Host Network mode에서 실행되는 POD는 Node Primary ENI에 할당된 주소를 사용하며,

host와 같은 network namespace를 사용한다.

[ AWS CNI 가 지원하는 통신 ]

- 노드 내부에 있는 파드 통신

- 다른 노드에 위치하는 파드와의 통신

- 파드 ~ AWS 서비스 통신

- 파드 ~ 온프레미스 통신

- 파드 ~ 인터넷 통신

1-3. AWS CNI 의 장단점

1) 장점

- POD에 VPC ENI가 직접 붙는다.

- 오버레이가 아닌 VPC 네트워크 직접 사용으로 오버헤드가 없다.

- 보안 그룹으로 파드 네트워크의 제어가 가능하다.

- ALB를 통해 파드의 IP로 직접 라우팅이 가능하다.

2) 단점

- VPC 설정이 파드의 네트워크 설정에 영향을 미친다.

- 인스턴스 별 제한된 IP 및 ENI 갯수가 존재하여, 사전 설계 시 매우 주의를 요한다.

- 네트워크 정책을 지원하지 않는다.

[ More ... ]

CNI Plug-In(=VPC CNI)은 Node에서 ENI(Elastic Network Interfaces) 를 관리하며,
노드가 Provisioning 되면 기본 ENI로 slot의 Pool (IPs or Prefix's) 을 할당한다.
이 때 할당되는 Pool을 'Warm Pool' 이라 하며, 노드의 Type에 따라 붙일 수 있는 ENI 수가 제한되며
이에 따른 IP 갯수가 제한된다. ( Constraints : compute resources + Pod density )
CNI는 더 빠른 POD 기동을 위해 "warm" ENI와 슬롯을 미리 할당할 수 있다.

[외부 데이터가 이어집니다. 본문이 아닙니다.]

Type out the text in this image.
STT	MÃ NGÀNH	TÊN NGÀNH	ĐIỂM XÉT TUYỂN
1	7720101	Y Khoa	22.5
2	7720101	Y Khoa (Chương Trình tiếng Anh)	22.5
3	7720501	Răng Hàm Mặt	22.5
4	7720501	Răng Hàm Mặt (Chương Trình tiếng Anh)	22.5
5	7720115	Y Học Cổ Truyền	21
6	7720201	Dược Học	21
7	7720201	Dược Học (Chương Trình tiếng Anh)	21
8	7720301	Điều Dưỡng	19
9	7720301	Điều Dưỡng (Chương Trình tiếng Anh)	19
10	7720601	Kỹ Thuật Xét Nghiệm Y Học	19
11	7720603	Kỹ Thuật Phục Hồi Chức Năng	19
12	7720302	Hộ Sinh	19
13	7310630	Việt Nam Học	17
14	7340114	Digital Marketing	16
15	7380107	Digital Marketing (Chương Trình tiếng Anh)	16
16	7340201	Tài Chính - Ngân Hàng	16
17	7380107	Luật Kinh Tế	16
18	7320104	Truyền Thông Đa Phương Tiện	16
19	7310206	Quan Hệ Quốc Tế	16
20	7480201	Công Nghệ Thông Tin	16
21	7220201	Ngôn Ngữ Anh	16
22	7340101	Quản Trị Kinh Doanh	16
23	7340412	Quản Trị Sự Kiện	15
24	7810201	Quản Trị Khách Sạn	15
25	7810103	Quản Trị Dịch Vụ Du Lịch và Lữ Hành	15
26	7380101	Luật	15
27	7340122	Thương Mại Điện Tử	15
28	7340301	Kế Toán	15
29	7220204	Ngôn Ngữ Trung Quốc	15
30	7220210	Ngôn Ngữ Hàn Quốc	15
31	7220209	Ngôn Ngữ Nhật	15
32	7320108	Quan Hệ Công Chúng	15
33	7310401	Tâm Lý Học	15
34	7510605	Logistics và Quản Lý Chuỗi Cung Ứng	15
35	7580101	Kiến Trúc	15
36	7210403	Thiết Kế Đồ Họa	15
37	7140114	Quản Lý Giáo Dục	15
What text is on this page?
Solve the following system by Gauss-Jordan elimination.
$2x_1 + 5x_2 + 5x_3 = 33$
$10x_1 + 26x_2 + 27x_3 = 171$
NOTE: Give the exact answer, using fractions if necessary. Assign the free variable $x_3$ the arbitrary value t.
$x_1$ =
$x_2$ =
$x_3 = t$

출처 : https://docs.aws.amazon.com/eks/latest/best-practices/vpc-cni.html

네트워크 인터페이스의 최대 수와 사용할 수 있는 슬롯의 최대 수는 EC2 인스턴스의 유형에 따라 다릅니다. 각 Pod는 슬롯에서 IP 주소를 사용하므로 특정 EC2 인스턴스에서 실행할 수 있는 Pod 수는 연결할 수 있는 ENI 수와 각 ENI가 지원하는 슬롯 수에 따라 달라집니다. 인스턴스의 CPU 및 메모리 리소스가 고갈되는 것을 방지하기 위해 EKS 사용자 가이드당 최대 Pod 수를 설정하는 것이 좋습니다. 사용하는 Pod는 이 계산에서 제외됩니다.

max-pod-calculator.shhostNetwork 라는 스크립트를 사용하는 것을 고려할 수 있습니다.

warm ENI는 여전히 VPC의 CIDR에서 IP 주소를 사용합니다. IP 주소는 Pod와 같은 워크로드와 연결될 때까지 "사용되지 않음" 또는 "warm" 상태입니다.

Kubelet이 Pod 추가 요청을 받으면 CNI 바이너리는 ipamd에 사용 가능한 IP 주소를 쿼리하고, ipamd는 이를 Pod에 제공합니다. CNI 바이너리는 호스트와 Pod 네트워크를 연결합니다.
노드에 배포된 Pod는 기본적으로 기본 ENI와 동일한 보안 그룹에 할당됩니다. 또는 Pod는 다른 보안 그룹으로 구성될 수 있습니다.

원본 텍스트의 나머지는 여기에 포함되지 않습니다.